The Clerk (Chaucer) takes great pains at the end to let the reader know that his story isn’t meant to be taken literally. It’s meant to be read as an allegory: “This story was not told so that wives will follow Griselda's example in humility, for that would be intolerable even if they wanted to, but so that everyone, according to his station, will be steadfast in adversity as Griselda was.” The point of the story isn’t to tell wives don’t stand up for yourself; let other people walk all over you; become a doormat. This is a bad message for young women. But the point of the story isn’t to be a doormat; it’s meant to instill stable and enduring values so that everyone, according to his station, can be “steadfast in adversity.” When times get tough, hang in there. What’s ridiculous about that advice? It’s a good message for everyone. What Cliff’s Notes sees (and disapproves) in Griselda is unquestioning obedience. What they see in the Wife of Bath (and approve) is a modern liberated woman. Most American readers won’t read Chaucer. But if we do, most of us, nearly all of us, would agree with the Cliff’s Notes assessment. Why is that?

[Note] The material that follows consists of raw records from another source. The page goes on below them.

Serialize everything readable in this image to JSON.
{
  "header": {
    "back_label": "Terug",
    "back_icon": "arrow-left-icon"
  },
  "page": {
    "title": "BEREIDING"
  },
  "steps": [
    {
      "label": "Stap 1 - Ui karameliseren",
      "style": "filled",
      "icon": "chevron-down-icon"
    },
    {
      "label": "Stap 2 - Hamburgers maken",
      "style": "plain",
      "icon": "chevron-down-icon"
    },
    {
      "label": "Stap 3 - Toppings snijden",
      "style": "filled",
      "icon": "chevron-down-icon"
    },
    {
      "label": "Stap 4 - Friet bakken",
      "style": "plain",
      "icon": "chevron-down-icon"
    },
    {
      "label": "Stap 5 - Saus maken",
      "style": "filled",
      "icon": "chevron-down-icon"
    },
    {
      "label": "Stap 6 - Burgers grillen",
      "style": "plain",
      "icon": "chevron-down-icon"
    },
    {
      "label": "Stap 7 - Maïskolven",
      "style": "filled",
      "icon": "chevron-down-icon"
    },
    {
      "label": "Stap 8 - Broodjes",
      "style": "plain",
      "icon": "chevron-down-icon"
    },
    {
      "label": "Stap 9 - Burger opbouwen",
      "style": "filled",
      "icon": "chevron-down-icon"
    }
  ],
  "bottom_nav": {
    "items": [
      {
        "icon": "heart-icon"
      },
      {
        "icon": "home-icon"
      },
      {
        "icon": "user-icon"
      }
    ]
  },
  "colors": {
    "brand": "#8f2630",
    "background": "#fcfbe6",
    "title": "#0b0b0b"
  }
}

Two reasons: one, many of us are poor readers. We have a hard time understanding plain English, much less allegorical stories. The cure for this problem is simply to read more, especially genres we’re not familiar with (like medieval allegories). Two, we live by a different set of values than the Clerk. The second problem is deeper and harder to solve. It’s a deep problem but put simply: we don’t want to change. The Clerk says “Since one woman was so patient towards a mortal man, the more we should receive with patience all that God sends us…” For the Clerk, enduring adversity is a virtue. When modern Americans encounter a problem we don’t want to endure it, we want to fix it. We don’t want to learn patience. We want to fix Griselda; Walter too. We think everything depends on us, on our own efforts. The Clerk doesn’t think that way. He says “God tests people every day and permits us often to be beaten in various ways, for our own good…” The Clerk believes there are some things we can’t fix, some things we can’t understand. It takes unquestioning obedience to accept that. But it’s not the American way we protest. Precisely, says the Clerk, because your role model is the Wife of Bath.